The Heirloom Toolchest is a collection of standard Unix utilities. It was derived from original Unix material released as open source by Caldera and Sun, and contains multiple versions of each utility corresponding to SVID3/SVR4, SVID4/SVR4.2MP, POSIX.2-1992/SUSV2, POSIX.1-2001/SUSV3, and 4BSD (SVR4 /usr/ucb). It processes lines of arbitrary length and in many cases binary input data, supports characters in UTF-8 and many East Asian encodings, and contains more than 100 individual utilities including bc, cpio, diff, ed, file, find, grep, man, nawk, oawk, pax, ps, sed, sort, spell, and tar. Extensive documentation is included.
Intlize allows the developer to use catgets without its normally bulky syntax and without having to mind the details of correct indices. Catgets is the built-in internationalization suite of C compilers. Alternatively, Intlize can produce a compact file format optimized for fast access. Intermediate files are in gettext po format, so there are many comfortable tools available to do the translations. Runtime files are provided for C and C++ and for both catgets and intlize native support.
RusXMMS provides character set conversion for languages which can be represented with more than one character set. It originally handled XMMS playlists, but can be useful for any program that works with small pieces of text in different languages and encodings. The library features language and encoding autodetection for most European languages, extensibility regarding new languages and encodings, recoding/translation of multi-language playlists, on-the-fly translation between languages using online services, and a GTK/GTK2 UI library.
Traditional vi is derived from the 4BSD source and includes support for modern operating systems, 8-bit input, multi-byte character encodings like UTF-8, and features demanded by POSIX.2. It contains few additions beyond this, so it is of interest for those who look for a small but well-defined vi implementation close to that of most commercial Unix systems. It also has some features to cope with primitive terminals or slow connections.

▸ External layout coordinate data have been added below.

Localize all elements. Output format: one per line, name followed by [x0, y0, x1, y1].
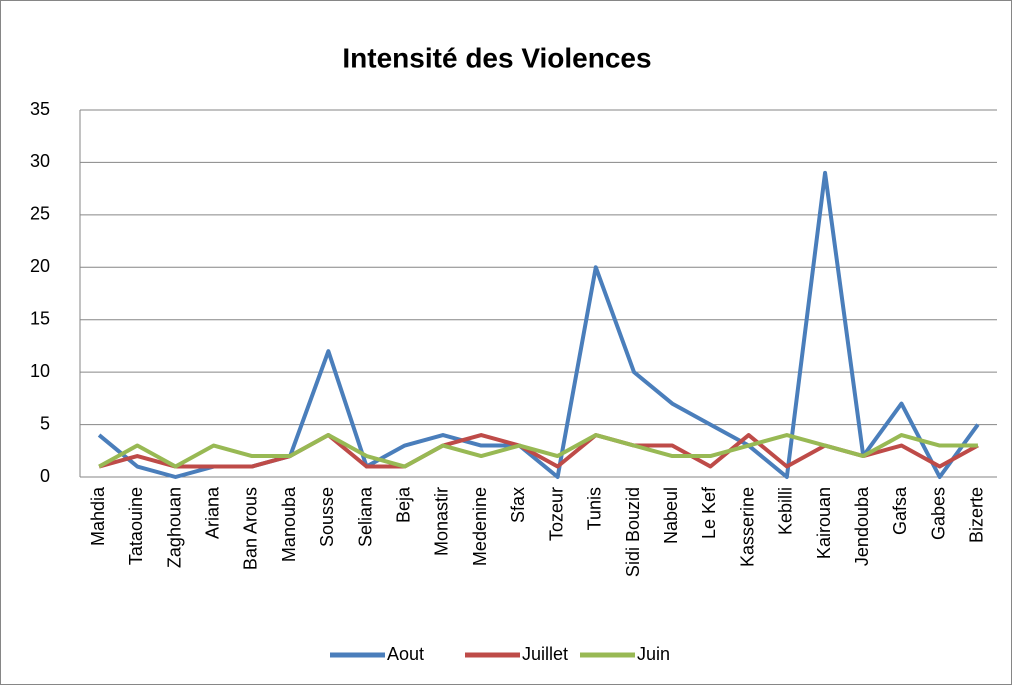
x-tick-label: Mahdia — [88, 486, 108, 546]
x-tick-label: Tataouine — [126, 487, 146, 565]
y-tick-label: 30 — [30, 151, 50, 171]
x-tick-label: Manouba — [279, 486, 299, 562]
x-tick-label: Kasserine — [737, 487, 757, 567]
x-tick-label: Sidi Bouzid — [623, 487, 643, 577]
x-tick-label: Bizerte — [967, 487, 987, 543]
legend-label: Aout — [387, 644, 424, 664]
legend-label: Juillet — [522, 644, 568, 664]
x-tick-label: Monastir — [432, 487, 452, 556]
y-tick-label: 25 — [30, 204, 50, 224]
x-tick-label: Gafsa — [890, 486, 910, 535]
x-tick-label: Seliana — [355, 486, 375, 547]
x-tick-label: Gabes — [928, 487, 948, 540]
y-tick-label: 10 — [30, 361, 50, 381]
x-tick-label: Kebilli — [776, 487, 796, 535]
x-tick-label: Tunis — [585, 487, 605, 530]
y-tick-label: 15 — [30, 308, 50, 328]
x-tick-label: Sousse — [317, 487, 337, 547]
y-tick-label: 20 — [30, 256, 50, 276]
chart-title: Intensité des Violences — [342, 42, 651, 73]
legend-label: Juin — [637, 644, 670, 664]
x-tick-label: Ban Arous — [241, 487, 261, 570]
x-tick-label: Jendouba — [852, 486, 872, 566]
x-tick-label: Sfax — [508, 487, 528, 523]
x-tick-label: Tozeur — [546, 487, 566, 541]
x-tick-label: Kairouan — [814, 487, 834, 559]
x-tick-label: Le Kef — [699, 486, 719, 539]
y-tick-label: 35 — [30, 99, 50, 119]
y-tick-label: 5 — [40, 413, 50, 433]
x-tick-label: Ariana — [202, 486, 222, 539]
x-tick-label: Beja — [394, 486, 414, 523]
x-tick-label: Zaghouan — [164, 487, 184, 568]
x-tick-label: Nabeul — [661, 487, 681, 544]
y-tick-label: 0 — [40, 466, 50, 486]
line-series — [98, 433, 978, 469]
x-tick-label: Medenine — [470, 487, 490, 566]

The Universal Text Recognizer and Converter (Utrac) is a commandline tool and a C library that recognizes the encoding of an input file (UTF-8, ISO-8859-1, CP437, etc.) and its end-of-line type (CR, LF, or CRLF). It features automatic recognition (depending on the file and on the system's locale, reliable in most cases), assistance for verification or manual recognition, and conversion to another charset and/or end-of-line type.
cstrings is a lightweight internationalization tool for C code. It is useful for those who find gettext too bulky and intrusive. It extracts strings from a program, and turns them into #defines in a prepended code section. It has good features for building up your message base incrementally.